This third part in a series on non-linearity looks at other tests and how they can be applied in laboratories that must meet
FDA regulations.
We continue here what our last column started (1): discussions of other ways to test data for non-linearity. We'll begin by
reviewing what we want to test. FDA/ICH guidelines, starting from a univariate perspective, considers the relationship between
the actual analyte concentration and what they generically call the "test result," a term that is independent of the technology
used to ascertain the analyte concentration. This term therefore holds good for every analytical methodology from manual wet
chemistry to the latest high-tech instrument. In the end, even the latest instrumental methods have to produce a number, representing
the final answer for that instrument's quantitative assessment of the concentration, which is the test result from that instrument.
This is a univariate concept to be sure, but the same concept that applies to all other analytical methods. Things might change
in the future, but currently this is the way analytical results are reported and evaluated.
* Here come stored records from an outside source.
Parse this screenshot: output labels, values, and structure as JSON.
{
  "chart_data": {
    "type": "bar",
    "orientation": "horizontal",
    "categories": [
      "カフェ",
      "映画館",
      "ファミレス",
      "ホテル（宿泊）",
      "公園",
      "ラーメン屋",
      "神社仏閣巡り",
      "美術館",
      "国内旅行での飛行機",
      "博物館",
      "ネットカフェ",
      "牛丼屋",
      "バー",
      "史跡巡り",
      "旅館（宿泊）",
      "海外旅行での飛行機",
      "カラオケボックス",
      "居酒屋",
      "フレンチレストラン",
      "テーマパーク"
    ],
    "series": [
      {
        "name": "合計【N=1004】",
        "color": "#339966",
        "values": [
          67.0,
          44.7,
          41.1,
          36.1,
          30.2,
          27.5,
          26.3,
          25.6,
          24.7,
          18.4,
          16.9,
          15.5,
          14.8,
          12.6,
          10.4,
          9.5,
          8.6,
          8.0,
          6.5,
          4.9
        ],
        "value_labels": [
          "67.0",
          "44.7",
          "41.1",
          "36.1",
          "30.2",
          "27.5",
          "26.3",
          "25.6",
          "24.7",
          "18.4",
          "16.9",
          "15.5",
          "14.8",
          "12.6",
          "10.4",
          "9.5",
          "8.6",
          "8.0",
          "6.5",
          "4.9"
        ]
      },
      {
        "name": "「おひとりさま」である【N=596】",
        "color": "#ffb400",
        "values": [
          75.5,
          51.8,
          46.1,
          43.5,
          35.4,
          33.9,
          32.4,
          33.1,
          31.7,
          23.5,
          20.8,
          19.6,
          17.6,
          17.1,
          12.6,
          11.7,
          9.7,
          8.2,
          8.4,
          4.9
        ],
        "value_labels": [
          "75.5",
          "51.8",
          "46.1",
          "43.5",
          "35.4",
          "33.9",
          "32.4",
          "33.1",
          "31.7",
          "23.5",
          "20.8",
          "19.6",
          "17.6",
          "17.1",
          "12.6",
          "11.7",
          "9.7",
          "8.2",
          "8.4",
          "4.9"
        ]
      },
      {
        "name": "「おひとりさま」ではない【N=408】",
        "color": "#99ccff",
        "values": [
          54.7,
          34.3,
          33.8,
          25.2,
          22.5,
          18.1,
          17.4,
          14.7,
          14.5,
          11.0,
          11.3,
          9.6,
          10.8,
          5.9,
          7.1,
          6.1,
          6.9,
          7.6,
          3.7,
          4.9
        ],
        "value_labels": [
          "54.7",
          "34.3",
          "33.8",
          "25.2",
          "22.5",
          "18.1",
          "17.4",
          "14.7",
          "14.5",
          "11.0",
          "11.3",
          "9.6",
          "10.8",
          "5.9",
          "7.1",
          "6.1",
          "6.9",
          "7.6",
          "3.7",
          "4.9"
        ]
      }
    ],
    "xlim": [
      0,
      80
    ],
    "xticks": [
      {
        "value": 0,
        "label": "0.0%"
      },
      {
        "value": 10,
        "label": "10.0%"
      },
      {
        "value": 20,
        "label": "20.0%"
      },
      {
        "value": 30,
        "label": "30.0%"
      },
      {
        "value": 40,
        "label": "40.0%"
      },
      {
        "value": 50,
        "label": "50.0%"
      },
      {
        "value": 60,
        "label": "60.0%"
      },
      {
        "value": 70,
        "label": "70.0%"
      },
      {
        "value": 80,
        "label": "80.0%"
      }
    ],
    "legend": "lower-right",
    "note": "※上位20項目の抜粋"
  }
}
The question to be answered, then, is that for any given method of analysis, is the relationship between instrument readings
(test results) and the actual concentration linear?
Three tests of this characteristic were discussed in previous columns on this topic — the FDA/ICH recommendation of linear
regression with a report of various regression statistics, visual inspection of a plot of test results versus the actual concentrations,
and use of the Durbin-Watson statistic. Because we analyzed these tests previously we will not discuss them further here,
but a summary is provided in Table I, along with other tests for non-linearity that we explain and discuss in this column.
We now proceed to present various linearity tests that can be found in the statistical literature.
Table I. Various tests for (non)linearity that have been proposed and a summary of their characteristics.
F-Test Figure 1 shows a schematic representation of the F-test for linearity. Note that there are some similarities to the Durbin-Watson test. The key difference between this test
and the Durbin-Watson test is that in order to use the F-test as a test for (non)linearity, you must have measured many repeat samples at each value of the analyte. The variabilities
of the readings for each sample are pooled, providing an estimate of the within-sample variance. This is indicated by the
label "Operative difference for denominator." By analysis of variance, we know that the total variation of residuals around
the calibration line is the sum of the within-sample variance (S2within) plus the variance of the means around the calibration line. Now, if the residuals truly are random, unbiased, and in particular
if the model is linear, then we know that the means for each sample will cluster randomly around the calibration line, and
that their variance will equal S2within/n1/2 (indicated by the label "Operative difference for numerator"). The ratio of these two variances will be distributed as the
F-distribution, with an expected value of unity. If there is non-linearity, such as is shown in Figure 1, then the variance
corresponding to the means will be inflated by the systematic offset of each sample, and the computed F-ratio will be statistically
significantly larger than unity.
This test thus shares several characteristics with the Durbin-Watson test. It is based on well-known and rigorously sound
statistics. It is amenable to automated computerized calculation and suitable for automatic operation in an automated process
situation. It does not have the "fatal flaw" of the Durbin-Watson statistic.